Perché si fanno rituali di condotta?

Damián Ruiz

Il rituale comportamentale, nel paziente con DOC (disturbo ossessivo compulsivo), è normalmente legato a una superstizione, cioè a un pensiero irrazionale, ad esempio: «sono ancora contaminato», «posso contaminare», «potrei aver fatto del male a qualcuno», «devo ricontrollare se ho spento i fornelli della cucina perché altrimenti la casa potrebbe incendiarsi»…
E ciò implica, in alcuni casi, minuti, in altri, ore di ripetizione.
Ma cosa sta accadendo a un livello più profondo?
La persona è intrappolata in una paura intensa che genera una profonda ansia, e questa ansia si canalizza in modo ossessivo e ripetitivo attraverso rituali che possono durare a lungo.
Ma da dove viene questa paura?
Faccio una parentesi: io di solito dico che, tra molte altre classificazioni in cui si possono etichettare gli esseri umani, ce n’è una che li potrebbe separare in due:
Quelle persone che vivono per realizzare i loro desideri.
Quelle altre che vivono per evitare che accadano le loro paure.
In termini freudiani si potrebbe parlare di pulsione di vita (Eros) e pulsione di morte (Thanatos).
E come qualcuno, come le persone con DOC, sviluppa una pulsione di morte?
Per le esperienze vissute in un determinato momento della sua vita.
Sottolineo sempre che, probabilmente, esiste una predisposizione genetica nelle malattie della mente, ma “la genetica predispone ma non necessariamente condanna”, il che significa che, forse, esiste la possibilità che con uno stile di vita adeguato si possa evitare di soffrirne.
Ma torniamo alla questione.

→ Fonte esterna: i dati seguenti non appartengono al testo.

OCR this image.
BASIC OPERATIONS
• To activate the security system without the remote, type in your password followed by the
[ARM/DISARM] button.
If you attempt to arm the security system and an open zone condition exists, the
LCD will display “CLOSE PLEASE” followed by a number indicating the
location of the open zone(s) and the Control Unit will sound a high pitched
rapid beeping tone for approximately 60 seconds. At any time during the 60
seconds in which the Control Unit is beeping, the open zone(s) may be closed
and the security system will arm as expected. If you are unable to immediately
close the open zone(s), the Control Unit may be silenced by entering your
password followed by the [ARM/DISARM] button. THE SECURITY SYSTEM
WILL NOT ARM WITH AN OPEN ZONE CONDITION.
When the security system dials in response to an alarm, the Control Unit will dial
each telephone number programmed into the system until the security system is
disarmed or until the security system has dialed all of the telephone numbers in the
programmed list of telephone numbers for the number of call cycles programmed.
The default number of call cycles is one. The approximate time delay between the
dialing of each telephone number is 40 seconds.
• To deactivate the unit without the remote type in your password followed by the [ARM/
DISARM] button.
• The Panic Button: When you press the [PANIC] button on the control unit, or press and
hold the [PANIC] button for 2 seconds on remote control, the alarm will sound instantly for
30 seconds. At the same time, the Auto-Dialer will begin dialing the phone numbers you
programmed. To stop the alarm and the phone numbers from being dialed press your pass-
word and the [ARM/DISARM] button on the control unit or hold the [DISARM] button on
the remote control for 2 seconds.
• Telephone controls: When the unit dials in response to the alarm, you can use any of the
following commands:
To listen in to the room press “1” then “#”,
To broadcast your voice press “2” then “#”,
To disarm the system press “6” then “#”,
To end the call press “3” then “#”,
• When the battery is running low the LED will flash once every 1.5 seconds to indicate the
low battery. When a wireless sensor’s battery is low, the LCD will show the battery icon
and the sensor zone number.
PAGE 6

Se nell’infanzia, nell’adolescenza o anche in altri momenti della vita si sono subite circostanze che hanno costretto una persona a “proteggersi”, ad esempio: bullismo, abusi psicologici, fisici, sessuali, legami ambivalenti da parte dei genitori, isolamento, lavoro eccessivo, freddezza emotiva, ecc. È molto probabile che nella psiche di quella persona (bambino, adolescente, …) si sia instaurato un atteggiamento preventivo, di eccessiva prudenza, persino paura, per evitare che ciò si ripetesse. È inoltre probabile che di fronte a qualsiasi segno di disagio da parte dell’ambiente l’individuo si sia sentito in colpa. Faccio ad esempio un ambiente familiare tossico in cui il padre maltratta psicologicamente la madre (o viceversa) e il figlio o la figlia cercano di passare inosservati per non scatenare una reazione negativa del padre. Se improvvisamente la situazione precipita, è possibile che compaia un forte senso di colpa.
Quindi, se le esperienze traumatiche non sono state elaborate e integrate, esiste la possibilità che sia stato criptato un messaggio di allerta a livello psichico, come una sorta di virus psichico, che ha abbastanza potere da arrivare a controllare la vita della persona, monitorando i suoi atti e facendo sì che l’ansia ricorrente si canalizzi attraverso le ripetizioni.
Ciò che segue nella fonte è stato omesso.